Pragmatically speaking, imports exert no direct influence on GDP, as the import variable cancels out the portion of consumption that accounts for spending on foreign products. However, as demonstrated, high tariff schemes can lead to an indirect negative impact on GDP. Initially, one would expect high tariffs to generate increased government revenue, which may occur in the short run. This could lead to elevated government spending, potentially triggering future inflationary pressures, as these added revenues are unlikely to be sustainable (though that’s another discussion altogether).

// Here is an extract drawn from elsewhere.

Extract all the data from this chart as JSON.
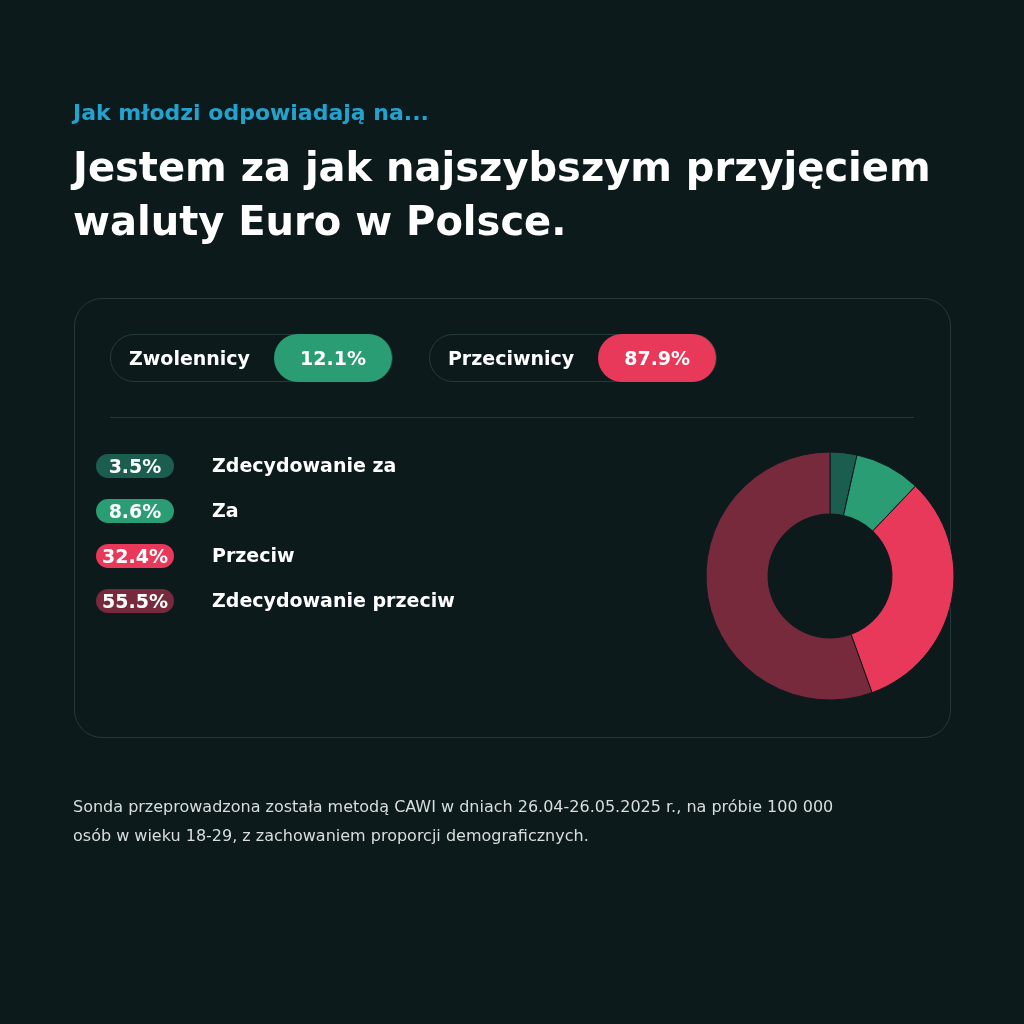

Higher tariffs reduce the availability of imports, which, while seemingly insignificant for direct domestic consumption measurements, does have an indirect effect through investment. Tariffs distort supply chains, inflate input costs (and consequently, end prices), and generally decrease profit margins, inefficiently reallocating resources towards domestic firms less reliant on imports at the expense of consumer choice and availability. Additionally, firms tend to decrease investments amidst rising uncertainties, which are common in global trade disputes. The resultant higher prices, along with hidden costs such as job losses in import-dependent sectors, suppress consumption.

Moreover, retaliatory measures from trade partners invariably harm exports, further depressing investment, consumption, and the revenue necessary for government spending without inciting inflationary pressures. This pattern of high tariffs has consistently played out from the late 1800s to the onset of the Great Depression. In today’s context, not only do the anticipated outcomes appear predictably grim, but the current administration’s bombastic rhetoric and unpredictable maneuvers might yield even worse results than one might envision.


Tarnell Brown is an Atlanta-based economist and public policy analyst.